Y, por otro lado, el propio Dios hace suyo el dolor, corriendo la misma suerte que las criaturas humanas, mediante la Encarnación de Jesucristo. «Al hacerse hombre y vivir en Palestina como una criatura entre las demás criaturas, Dios acepta el supremo sacrificio de su vida que le habría de conducir al Calvario». No se puede decir, por tanto, que Dios desconozca la realidad del dolor, ni que permanezca mudo ante el sufrimiento.
De hecho, el dolor tiene algunos frutos tan positivos como el heroísmo o la compasión. «El dolor proporciona una oportunidad para el heroísmo que es aprovechada con asombrosa frecuencia». En este aspecto, coincide Lewis con Aristóteles cuando atribuye a la adversidad el papel de crisol para forjar el carácter. Y con Rousseau: «El hombre que no conoce el dolor no conoce ni la ternura de la humanidad ni la dulzura de la conmiseración».
El autor, que había conocido el horror en los frentes de batalla de la Primera Guerra Mundial, afirmaba: «No he visto más odio, egoísmo, sublevación y falta de honradez en las trincheras del frente o en los cuarteles generales que en los demás lugares. En cambio, he visto gran belleza de espíritu en personas afligidas por el sufrimiento; he comprobado cómo, por lo general, los hombres mejoran con los años, en vez de empeorar; he observado que la enfermedad final produce tesoros de entereza y mansedumbre en individuos poco prometedores».
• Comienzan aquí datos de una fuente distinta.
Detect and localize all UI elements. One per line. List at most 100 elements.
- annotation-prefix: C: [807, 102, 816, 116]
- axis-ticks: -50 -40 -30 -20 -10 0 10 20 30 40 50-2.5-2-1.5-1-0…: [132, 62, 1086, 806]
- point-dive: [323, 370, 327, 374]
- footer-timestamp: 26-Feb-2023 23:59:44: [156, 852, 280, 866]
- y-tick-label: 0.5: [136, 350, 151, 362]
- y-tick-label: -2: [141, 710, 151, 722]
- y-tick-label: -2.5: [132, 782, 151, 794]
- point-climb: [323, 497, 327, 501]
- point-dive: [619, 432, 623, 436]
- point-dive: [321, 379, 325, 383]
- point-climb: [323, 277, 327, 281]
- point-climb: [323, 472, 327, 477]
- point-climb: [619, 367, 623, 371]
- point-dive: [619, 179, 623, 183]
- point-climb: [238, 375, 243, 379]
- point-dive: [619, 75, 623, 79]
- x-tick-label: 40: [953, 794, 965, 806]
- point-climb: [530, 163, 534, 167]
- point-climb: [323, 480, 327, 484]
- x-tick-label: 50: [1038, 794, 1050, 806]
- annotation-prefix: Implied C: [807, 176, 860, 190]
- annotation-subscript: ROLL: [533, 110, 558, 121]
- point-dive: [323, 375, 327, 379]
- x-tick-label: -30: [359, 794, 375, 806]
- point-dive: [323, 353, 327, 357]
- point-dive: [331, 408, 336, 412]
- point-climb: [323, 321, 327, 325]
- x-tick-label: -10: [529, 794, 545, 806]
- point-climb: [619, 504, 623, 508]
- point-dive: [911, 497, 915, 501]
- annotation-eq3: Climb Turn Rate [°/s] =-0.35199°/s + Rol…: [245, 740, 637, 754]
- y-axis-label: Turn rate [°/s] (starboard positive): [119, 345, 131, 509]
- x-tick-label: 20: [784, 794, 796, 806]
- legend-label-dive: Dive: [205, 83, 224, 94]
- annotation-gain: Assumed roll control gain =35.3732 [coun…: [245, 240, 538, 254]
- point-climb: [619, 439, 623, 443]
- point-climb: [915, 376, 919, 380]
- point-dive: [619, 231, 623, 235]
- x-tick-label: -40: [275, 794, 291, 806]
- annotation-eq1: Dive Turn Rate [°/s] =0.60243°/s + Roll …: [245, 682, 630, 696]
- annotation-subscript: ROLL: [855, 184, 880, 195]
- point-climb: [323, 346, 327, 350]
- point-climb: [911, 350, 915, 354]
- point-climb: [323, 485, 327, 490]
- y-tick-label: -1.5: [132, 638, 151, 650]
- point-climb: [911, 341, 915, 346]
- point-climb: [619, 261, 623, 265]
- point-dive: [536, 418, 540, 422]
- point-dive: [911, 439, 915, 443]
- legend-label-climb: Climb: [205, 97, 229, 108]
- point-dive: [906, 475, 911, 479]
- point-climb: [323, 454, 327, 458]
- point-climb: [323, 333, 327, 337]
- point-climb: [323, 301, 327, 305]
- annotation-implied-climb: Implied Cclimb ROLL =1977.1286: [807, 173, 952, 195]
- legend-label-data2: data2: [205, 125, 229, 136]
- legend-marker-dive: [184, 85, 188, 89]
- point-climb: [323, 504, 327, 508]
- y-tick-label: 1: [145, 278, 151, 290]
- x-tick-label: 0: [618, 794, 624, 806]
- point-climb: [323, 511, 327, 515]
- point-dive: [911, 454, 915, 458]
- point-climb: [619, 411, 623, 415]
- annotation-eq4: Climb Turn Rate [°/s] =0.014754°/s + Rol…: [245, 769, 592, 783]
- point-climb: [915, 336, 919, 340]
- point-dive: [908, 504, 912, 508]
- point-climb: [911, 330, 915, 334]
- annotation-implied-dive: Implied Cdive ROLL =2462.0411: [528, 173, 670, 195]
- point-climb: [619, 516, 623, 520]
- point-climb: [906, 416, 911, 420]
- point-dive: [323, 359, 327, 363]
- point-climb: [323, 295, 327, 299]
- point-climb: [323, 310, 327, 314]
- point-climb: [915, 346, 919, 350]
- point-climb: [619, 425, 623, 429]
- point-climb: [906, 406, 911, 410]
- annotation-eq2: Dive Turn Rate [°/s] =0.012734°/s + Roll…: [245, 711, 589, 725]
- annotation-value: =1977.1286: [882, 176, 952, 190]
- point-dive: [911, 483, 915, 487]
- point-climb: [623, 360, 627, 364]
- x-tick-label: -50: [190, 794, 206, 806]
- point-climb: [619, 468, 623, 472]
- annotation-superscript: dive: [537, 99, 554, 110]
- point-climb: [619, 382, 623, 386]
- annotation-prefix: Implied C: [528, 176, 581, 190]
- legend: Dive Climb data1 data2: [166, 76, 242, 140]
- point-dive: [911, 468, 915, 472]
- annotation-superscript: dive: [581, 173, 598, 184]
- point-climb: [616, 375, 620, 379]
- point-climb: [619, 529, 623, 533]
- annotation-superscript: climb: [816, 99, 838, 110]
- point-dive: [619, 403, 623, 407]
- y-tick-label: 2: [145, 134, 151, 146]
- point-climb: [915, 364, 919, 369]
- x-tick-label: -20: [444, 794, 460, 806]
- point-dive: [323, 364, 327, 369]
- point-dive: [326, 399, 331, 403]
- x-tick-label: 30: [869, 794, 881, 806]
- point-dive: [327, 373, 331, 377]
El dolor no sería problema si…
En un pasaje del libro, y a modo de conclusión, el autor sintetiza la tesis central: «En un universo como el nuestro, caído y parcialmente redimido, debemos distinguir varias cosas: 1) El bien simple, cuyo origen es Dios. 2) El mal simple, producido por criaturas rebeldes. 3) La utilización de ese mal por parte de Dios para su propósito redentor. 4) El bien complejo producido por la voluntad redentora de Dios, al que contribuye la aceptación del sufrimiento y el arrepentimiento del pecador. El poder de Dios de hacer un bien complejo a partir del mal simple no disculpa a quienes hacen el mal simple, aunque puede salvar por misericordia».
El cristianismo —advierte— «crea más que resuelve el problema del dolor, pues el dolor no sería problema si, junto con nuestra experiencia diaria de un mundo doloroso, no hubiéramos recibido una garantía suficiente de que la realidad última es justa y amorosa».
C.S. Lewis tendría ocasión de volver sobre el tema veinte años después, tras la muerte por cáncer de su esposa Joy, devastadora vivencia que plasmó en el libro Una pena en observación (1961). La conclusión de estas nuevas reflexiones fue muy similar a la de El problema del dolor, pero reforzada, esta vez, por la autenticidad y la madurez de quien ha experimentado el dolor en carne propia.